A proposed “digital age of consent” under which online services could not allow children to sign up without parental approval should be set at 13, the special rapporteur for child protection has said.
Dr Geoffrey Shannon addressed the Joint Oireachtas Committee on Justice and Equality on Wednesday during the final session of prelegislative scrutiny of the general scheme of the Data Protection Bill 2017.
The proposed legislation must be in place by May next year to give effect to the new EU General Data Protection Regulation and an associated directive on sharing data for law-enforcement purposes.
The regulation specifies conditions applicable to the processing of the personal data of children in the context of their usage of so-called information society services, which include gaming and social media.

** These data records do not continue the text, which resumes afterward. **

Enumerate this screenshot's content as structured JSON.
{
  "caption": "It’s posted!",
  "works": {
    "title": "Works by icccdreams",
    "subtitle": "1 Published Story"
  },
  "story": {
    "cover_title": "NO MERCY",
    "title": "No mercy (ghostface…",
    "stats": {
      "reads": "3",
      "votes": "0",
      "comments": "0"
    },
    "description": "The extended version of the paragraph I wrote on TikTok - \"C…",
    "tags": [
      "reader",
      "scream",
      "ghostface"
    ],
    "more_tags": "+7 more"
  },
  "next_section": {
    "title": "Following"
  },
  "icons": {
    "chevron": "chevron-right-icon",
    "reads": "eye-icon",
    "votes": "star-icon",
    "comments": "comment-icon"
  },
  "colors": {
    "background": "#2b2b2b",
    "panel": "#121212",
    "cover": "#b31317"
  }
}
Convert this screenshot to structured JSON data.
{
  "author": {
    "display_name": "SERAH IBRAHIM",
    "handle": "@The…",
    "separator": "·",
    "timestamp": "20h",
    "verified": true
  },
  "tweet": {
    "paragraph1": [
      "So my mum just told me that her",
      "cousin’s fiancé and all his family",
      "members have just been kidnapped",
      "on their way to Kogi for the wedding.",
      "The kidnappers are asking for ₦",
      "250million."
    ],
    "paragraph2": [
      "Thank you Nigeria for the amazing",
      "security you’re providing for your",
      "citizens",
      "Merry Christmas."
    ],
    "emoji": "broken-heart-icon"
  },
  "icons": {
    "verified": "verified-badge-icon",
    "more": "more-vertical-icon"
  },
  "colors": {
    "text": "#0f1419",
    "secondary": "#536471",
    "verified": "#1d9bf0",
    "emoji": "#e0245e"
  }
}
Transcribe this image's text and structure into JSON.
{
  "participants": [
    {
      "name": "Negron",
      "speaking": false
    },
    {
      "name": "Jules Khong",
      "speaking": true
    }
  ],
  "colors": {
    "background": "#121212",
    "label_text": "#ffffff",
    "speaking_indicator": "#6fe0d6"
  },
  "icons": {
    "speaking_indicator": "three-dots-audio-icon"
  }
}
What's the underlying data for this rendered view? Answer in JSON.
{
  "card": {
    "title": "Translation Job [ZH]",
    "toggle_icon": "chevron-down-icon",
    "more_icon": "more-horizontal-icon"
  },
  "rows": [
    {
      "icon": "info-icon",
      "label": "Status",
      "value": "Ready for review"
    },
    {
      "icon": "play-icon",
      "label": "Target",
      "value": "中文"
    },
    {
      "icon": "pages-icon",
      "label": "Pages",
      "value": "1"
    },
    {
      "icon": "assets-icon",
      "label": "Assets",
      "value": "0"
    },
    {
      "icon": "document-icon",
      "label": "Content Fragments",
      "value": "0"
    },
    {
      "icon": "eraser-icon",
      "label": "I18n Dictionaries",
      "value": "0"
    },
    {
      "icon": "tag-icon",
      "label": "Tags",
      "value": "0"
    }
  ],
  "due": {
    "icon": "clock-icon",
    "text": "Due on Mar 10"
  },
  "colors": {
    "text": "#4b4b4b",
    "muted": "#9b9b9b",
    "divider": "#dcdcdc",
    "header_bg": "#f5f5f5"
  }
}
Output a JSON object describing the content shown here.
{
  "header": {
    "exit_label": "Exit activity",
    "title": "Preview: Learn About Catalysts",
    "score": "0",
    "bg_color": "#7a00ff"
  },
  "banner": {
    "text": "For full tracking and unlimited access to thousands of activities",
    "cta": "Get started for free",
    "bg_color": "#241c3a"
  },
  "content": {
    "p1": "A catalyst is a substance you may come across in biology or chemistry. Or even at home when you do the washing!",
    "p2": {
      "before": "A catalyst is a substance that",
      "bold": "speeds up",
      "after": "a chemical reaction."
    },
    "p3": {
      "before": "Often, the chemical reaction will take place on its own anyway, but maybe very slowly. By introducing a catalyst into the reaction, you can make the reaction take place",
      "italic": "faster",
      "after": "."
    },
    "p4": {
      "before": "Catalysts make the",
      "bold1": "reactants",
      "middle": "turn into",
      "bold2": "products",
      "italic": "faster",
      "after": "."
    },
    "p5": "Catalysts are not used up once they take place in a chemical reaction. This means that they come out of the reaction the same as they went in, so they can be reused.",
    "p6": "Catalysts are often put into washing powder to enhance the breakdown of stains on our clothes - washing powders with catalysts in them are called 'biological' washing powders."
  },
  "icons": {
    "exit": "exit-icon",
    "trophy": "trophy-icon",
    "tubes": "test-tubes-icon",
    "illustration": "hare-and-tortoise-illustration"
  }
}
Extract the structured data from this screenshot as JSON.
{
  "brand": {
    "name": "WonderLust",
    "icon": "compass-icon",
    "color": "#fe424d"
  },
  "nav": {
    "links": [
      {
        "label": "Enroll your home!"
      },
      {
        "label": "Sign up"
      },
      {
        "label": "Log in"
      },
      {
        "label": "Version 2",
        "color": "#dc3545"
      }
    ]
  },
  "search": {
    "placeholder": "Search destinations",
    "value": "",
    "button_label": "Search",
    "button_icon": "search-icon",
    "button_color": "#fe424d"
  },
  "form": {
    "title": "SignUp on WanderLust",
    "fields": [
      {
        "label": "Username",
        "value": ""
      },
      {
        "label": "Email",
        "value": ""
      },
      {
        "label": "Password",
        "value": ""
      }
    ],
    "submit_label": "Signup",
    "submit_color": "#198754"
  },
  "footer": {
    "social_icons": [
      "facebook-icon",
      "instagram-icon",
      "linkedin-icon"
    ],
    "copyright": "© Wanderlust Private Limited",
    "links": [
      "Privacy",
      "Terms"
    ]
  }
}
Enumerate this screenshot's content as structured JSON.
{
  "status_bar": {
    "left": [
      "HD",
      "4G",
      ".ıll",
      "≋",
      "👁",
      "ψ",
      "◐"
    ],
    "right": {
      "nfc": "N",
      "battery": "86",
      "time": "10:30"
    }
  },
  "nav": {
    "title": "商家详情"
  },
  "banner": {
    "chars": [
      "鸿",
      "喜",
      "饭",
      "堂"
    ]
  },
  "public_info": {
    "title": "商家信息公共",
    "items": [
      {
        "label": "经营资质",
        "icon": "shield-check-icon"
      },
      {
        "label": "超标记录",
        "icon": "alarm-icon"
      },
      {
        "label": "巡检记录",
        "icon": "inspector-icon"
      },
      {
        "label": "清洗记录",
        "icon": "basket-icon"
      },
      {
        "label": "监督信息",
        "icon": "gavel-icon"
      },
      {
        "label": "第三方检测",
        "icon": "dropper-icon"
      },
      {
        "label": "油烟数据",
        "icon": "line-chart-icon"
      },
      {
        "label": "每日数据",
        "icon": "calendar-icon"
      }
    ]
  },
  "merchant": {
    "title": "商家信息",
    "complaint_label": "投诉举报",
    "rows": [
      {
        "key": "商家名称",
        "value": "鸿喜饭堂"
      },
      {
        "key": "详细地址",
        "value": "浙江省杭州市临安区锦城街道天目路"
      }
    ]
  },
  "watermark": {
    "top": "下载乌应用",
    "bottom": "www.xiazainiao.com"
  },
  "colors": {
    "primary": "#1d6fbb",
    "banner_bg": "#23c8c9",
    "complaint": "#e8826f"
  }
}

It imposes an obligation on providers of online goods and services to obtain the consent or authorisation of their parent or guardian where the child is under the age of 16 years.
EU member states have the option to adopt a lower age, but it must be set no lower than 13. The Government opened a consultation on the age issue last November but the outcome has not been published.
Dr Shannon told the committee many of the issues in the new data-protection regime would have a “profound impact” on children and he said the views of, at the very least, a focus group of children here must be garnered before a decision was made.
He believed the State should designate the lowest permissible age – namely 13 – as the age of digital consent for this jurisdiction.
This lower digital age of consent had also been recommended by children’s organisations such as the Children’s Rights Alliance.
The special rapporteur noted the aim of the EU regulation in setting a digital age of consent was to protect young people from commercial online marketing providers, for instance social media and gaming platforms.
“The current situation, whereby the same data practices are being used to target teenagers as those used to target adults, is absolutely unacceptable and needs to be tackled,” he said.
While there was a genuine need, and indeed an obligation, to protect children from the dangers of the internet, the State “must ensure that it does not unreasonably restrict children’s civil and political rights such as the right to freedom of information and expression”, he said.
He noted there had been instances internationally where internet service providers had been pressured by state authorities to block websites containing material that was argued to be unsuitable for under 18s.
“Yet some of the sites contain material which could be important for the wellbeing of many under-18s, such as material on sex education, politics and support groups for alcohol dependency and suicide,” he said.
Dr Shannon said restricting internet usage for children, for instance by setting the digital age of consent at 16, should “be approached with caution and the varying rights at play must be borne in mind”.
The special rapporteur also emphasised the importance of a “right to be forgotten”, or right to erasure under the EU regulation, in terms of things children might post online but might later come to regret.